Soldiers from the DRC got into a firefight with their Rwandese counterparts near the border on Wednesday, allegedly sparked by the abduction of a DRC soldier. Five DRC soldiers died in the exchange, with the official version stating two of their platoons tried to cross over into Rwanda.
Rwanda’s foreign affairs minister Louise Mushikiwabo called on the DRC to cease hostilities, warning that “Rwanda stands ready to act to protect its citizens”.
Both the UN and France have appealed to both sides to stop the madness.
Meanwhile, a group of Rwandese FDLR rebels fighting in South Kivu gave up their weapons last week, as part of a voluntary disarmament programme in the area. Al Jazeera’s Catherine Wambua-Soi has a great description of how that went down (“This time only 83 showed up – but none were really senior in their military ranks. Some of the fighters looked feeble. The weapons they handed over were old, rusty and some appeared obsolete…”) – but is it all just a ruse, she asks?
“Some wonder why the rebels are being given such a soft landing. It took four days for the Congolese army, Tanzania and South Africa to dislodge another rebel group. So why can’t they also engage militarily with the FDLR?”
Further south, Mozambique is feeling the impact of its own sudden spark in hostilities following rebel group/opposition party Renamo calling off the ceasefire with government, leaving potential investors wary (that Financial Times piece is also a good introduction to Filipe Nyusi, the Frelimo man who will almost certainly become Mozambique’s president after the elections in October.) So far, the US, Portugal, the country’s Human Rights Commission, and civil society have called for an end to hostilities.
This is a good piece explaining the current Renamo-Frelimo deadlock.
Two would-be beauty queens were kicked out of the Miss Zimbabwe pageant last week for violating the contest rules. Their crime? The two 21-year-olds acted like two 21-year-olds and sneaked out of what I’m going to call Survivor: Beauty Camp!!! on a Saturday night.
“We are grooming a queen who is going to represent the country at higher and more important platforms so we want someone who is responsible,” explained Miss Zimbabwe Trust Secretary Terry Bharu. They’re just the latest Evictees. Three other girls were booted out the week before for “not meeting the requirements”.
“When a finalist fails to grasp the fundamentals, we are with no option but to let her go,” said Bharu, adding, “God, do I have to tell you one more time? It’s five steps forward, hip pop, Blue Steel, hair swish, pas de bourrée left, pas de bourrée right, développé, pirouette, and sashay back to the dressing room without getting a bikini wedgie. ELEMENTARY.”

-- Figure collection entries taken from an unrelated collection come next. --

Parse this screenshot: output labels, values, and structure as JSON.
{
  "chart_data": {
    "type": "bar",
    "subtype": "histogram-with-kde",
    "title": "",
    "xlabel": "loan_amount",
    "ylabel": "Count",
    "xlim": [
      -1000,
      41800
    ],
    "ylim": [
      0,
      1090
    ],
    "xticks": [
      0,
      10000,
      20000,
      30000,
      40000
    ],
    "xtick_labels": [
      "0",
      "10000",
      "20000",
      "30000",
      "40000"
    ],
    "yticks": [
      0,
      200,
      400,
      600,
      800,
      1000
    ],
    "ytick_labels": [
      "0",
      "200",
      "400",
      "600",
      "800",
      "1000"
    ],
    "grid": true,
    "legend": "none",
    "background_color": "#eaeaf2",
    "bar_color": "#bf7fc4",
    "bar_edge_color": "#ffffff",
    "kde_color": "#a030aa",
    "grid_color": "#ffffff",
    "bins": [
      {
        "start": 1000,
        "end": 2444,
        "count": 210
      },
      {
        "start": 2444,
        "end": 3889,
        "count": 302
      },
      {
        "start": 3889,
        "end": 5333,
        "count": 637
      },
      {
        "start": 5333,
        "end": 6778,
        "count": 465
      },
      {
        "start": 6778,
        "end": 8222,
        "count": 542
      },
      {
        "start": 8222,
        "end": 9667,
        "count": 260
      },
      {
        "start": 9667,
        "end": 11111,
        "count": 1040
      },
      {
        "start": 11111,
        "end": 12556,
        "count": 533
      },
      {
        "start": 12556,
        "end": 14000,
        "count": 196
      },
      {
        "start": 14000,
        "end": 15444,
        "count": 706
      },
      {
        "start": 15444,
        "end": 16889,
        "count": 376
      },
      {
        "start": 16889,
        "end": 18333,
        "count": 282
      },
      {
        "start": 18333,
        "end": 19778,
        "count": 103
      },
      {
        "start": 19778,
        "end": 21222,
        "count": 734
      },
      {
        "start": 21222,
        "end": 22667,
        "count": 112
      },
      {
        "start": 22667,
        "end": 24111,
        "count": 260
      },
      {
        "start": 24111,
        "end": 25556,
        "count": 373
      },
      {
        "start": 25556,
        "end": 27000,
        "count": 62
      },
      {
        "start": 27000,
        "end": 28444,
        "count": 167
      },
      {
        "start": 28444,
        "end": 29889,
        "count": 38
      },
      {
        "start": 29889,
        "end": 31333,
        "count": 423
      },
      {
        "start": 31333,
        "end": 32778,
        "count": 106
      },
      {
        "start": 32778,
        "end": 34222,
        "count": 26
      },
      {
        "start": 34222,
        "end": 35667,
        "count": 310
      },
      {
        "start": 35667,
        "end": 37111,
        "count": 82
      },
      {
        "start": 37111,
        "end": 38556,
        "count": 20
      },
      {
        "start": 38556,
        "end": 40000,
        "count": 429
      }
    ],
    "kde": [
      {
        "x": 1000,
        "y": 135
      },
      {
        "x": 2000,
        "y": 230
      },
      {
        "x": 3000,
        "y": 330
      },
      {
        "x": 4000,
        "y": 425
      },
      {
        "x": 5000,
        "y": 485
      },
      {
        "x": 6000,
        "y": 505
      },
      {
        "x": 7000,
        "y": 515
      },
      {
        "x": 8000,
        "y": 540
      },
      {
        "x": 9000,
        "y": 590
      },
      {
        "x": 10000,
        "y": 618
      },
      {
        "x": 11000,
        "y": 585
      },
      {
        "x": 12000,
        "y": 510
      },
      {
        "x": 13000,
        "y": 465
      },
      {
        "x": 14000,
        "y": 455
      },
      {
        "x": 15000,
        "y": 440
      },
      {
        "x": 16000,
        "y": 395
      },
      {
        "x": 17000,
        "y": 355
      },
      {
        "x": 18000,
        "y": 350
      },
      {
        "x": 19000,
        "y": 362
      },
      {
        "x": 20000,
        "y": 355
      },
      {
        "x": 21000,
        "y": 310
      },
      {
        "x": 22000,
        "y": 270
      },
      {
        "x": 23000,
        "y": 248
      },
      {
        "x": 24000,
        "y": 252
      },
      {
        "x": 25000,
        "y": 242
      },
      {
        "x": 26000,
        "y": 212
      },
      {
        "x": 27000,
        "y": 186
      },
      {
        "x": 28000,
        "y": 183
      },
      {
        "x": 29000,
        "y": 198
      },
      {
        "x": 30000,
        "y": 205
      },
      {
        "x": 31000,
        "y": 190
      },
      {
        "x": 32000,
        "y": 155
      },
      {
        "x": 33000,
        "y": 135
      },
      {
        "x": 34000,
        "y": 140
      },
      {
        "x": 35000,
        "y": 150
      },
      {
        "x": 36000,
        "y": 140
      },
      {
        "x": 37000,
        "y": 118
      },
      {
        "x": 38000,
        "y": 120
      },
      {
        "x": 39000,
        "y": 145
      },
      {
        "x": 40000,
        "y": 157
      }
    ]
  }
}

The tribe has also spoken in deciding that tickets will cost US$300 per person.
“Only those we feel will add value to the pageant will be considered to attend the function,” said a spokesperson.
Yes, Average Zimbabwean. That means exactly what you think it means.
Said one irate Average Zimbabwean: “Look at the salaries that civil servants are taking home; they might as well change the name to Miss Zim Wealthy.”
Swish. I like it.
An interesting case was heard in the Botswana High Court last week, where the government defended its policy of denying ARVs to foreign prisoners with HIV. The Botswana Network on Ethics, Law and HIV/Aids argued that this “denied the prisoners’ rights to life, freedom from inhuman and degrading treatment and discrimination and equality”.
But the State lawyer allegedly said the government was under no legal obligation to provide ARV treatment to foreign inmates, and besides, it was the prisoners who’d denied themselves their own right to live: it was their fault for contracting HIV in the first place.
The Southern Africa Litigation Centre has a good piece on what went down in court.
Judgement was reserved.
More than R3 billion is missing from Swaziland’s coffers, based on a report by the country’s auditor-general Phestecia Nxumalo that compared what the Swaziland Revenue Authority (SRA) said it deposited into the treasury in the 2012/13 financial year, and what was actually in them. For the second year in a row delivering her report, Nxumalo blamed fraudsters and lamented the fact that still nobody was held accountable.
Namibia‘s ruling party Swapo is suing opposition parties who tried to have the 2009 election results audited. That case bounced between different courts until 2012, when the Supreme Court dismissed the opposition parties’ appeal and ordered them to pay Swapo’s costs. A few years on, and Swapo is still waiting.
Newly-elected president of Malawi Peter Mutharika is marrying his long time partner later this month, at an event price-tag of
US$95 000. The vice president Saulos Chilima, who is the actual real live Chairperson of the actual real live Wedding Committee, says all these many dollars will come from “well-wishers”, not taxpayers. Bride-to-be Gertrude Maseko is a former MP.
And the second phase of the Lesotho Highlands Water Project was launched last week. When complete, it will deliver another 17 million cubic metres of water to South Africa each year, while Lesotho is supposed to be getting jobs and revenue out of the deal.